A professor in the academy for the training of police recruits is found murdered. The killer could be another disgruntled professor or even one of the recruits.


Former Chief Inspector Gamache has taken up a post as director of the academy that trains new recruits for the Surete du Quebec. For many previous years he was Head of Homicide for the Surete and now he has the chance to influence the quality of new recruits.

Much has been going wrong at the academy regarding both financial management and the quality of training. So, as the new director, he is now able to make sweeping changes but he also needs to find out who he can trust and who are the bad apples. His careful recruitment of both trainees and professors brings with it some nail-biting scenarios.  He is certainly a risk-taker by nature. One day one of his gambles takes a bad, unexpected turn, as one of the professors is found murdered.
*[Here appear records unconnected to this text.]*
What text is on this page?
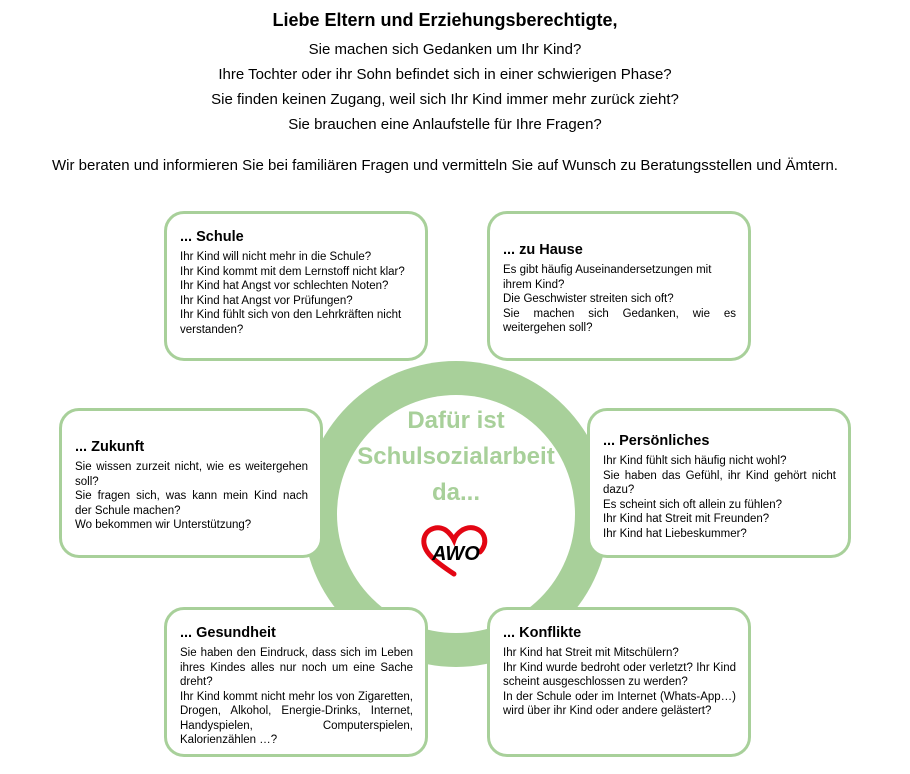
Liebe Eltern und Erziehungsberechtigte,
Sie machen sich Gedanken um Ihr Kind?
Ihre Tochter oder ihr Sohn befindet sich in einer schwierigen Phase?
Sie finden keinen Zugang, weil sich Ihr Kind immer mehr zurück zieht?
Sie brauchen eine Anlaufstelle für Ihre Fragen?
Wir beraten und informieren Sie bei familiären Fragen und vermitteln Sie auf Wunsch zu Beratungsstellen und Ämtern.
Dafür ist
Schulsozialarbeit
da...
AWO
... Schule

Ihr Kind will nicht mehr in die Schule?

Ihr Kind kommt mit dem Lernstoff nicht klar?

Ihr Kind hat Angst vor schlechten Noten?

Ihr Kind hat Angst vor Prüfungen?

Ihr Kind fühlt sich von den Lehrkräften nicht verstanden?

... zu Hause

Es gibt häufig Auseinandersetzungen mit ihrem Kind?

Die Geschwister streiten sich oft?

Sie machen sich Gedanken, wie es weitergehen soll?

... Zukunft

Sie wissen zurzeit nicht, wie es weitergehen soll?

Sie fragen sich, was kann mein Kind nach der Schule machen?

Wo bekommen wir Unterstützung?

... Persönliches

Ihr Kind fühlt sich häufig nicht wohl?

Sie haben das Gefühl, ihr Kind gehört nicht dazu?

Es scheint sich oft allein zu fühlen?

Ihr Kind hat Streit mit Freunden?

Ihr Kind hat Liebeskummer?

... Gesundheit

Sie haben den Eindruck, dass sich im Leben ihres Kindes alles nur noch um eine Sache dreht?

Ihr Kind kommt nicht mehr los von Zigaretten, Drogen, Alkohol, Energie-Drinks, Internet, Handyspielen, Computerspielen, Kalorienzählen …?

... Konflikte

Ihr Kind hat Streit mit Mitschülern?

Ihr Kind wurde bedroht oder verletzt? Ihr Kind scheint ausgeschlossen zu werden?

In der Schule oder im Internet (Whats-App…) wird über ihr Kind oder andere gelästert?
In contrast with the turmoil at work, Gamache and his wife Reine-Marie live in a very small village which doesn’t even appear on local maps. This small Canadian community is portrayed in great detail in the book. The characters of several of the inhabitants are built up throughout the story. For example, there is Ruth, an irascible old woman who says exactly what she thinks and has a pet duck. Also, among others, there is Clare, a peculiar artist who is in the process of creating a rather striking self-portrait, and of course Reine-Marie herself who has a job involving the study of old documents. They all have great depth and their lives revolve around the Gamache household or the local bistro. All this suggests that the author has first-hand experience of such a community, the book being a real window on how such a place might function.

These two environments, Gamache’s place of work and his home, become entangled when an old map of the village is found in a box of papers which had previously been discovered deep within the wall of the bistro during its renovation. When Gamache sets some of his new students to investigate the background of the map as a training exercise it becomes clear that the murdered professor may not have been the only person at risk.

The killer must still be on the loose with who knows who as the next target. It might be Amelia, the newest recruit who dresses like a Goth and has a colourful and fairly sordid past history, or Jaques who has been well and truly brainwashed by the previous regime at the academy. And there’s a question hanging over whether Gamache has any previous links with these characters. There’s also the distinct feeling that he might know more than he’s letting on.

These questions and the different plot lines regarding the academy, the village, the professors and the recruits, and even the investigators who are brought in after the murder, all contribute to a very well-paced story.  It is appears to be based on conscientious research and keeps the reader guessing until the very end.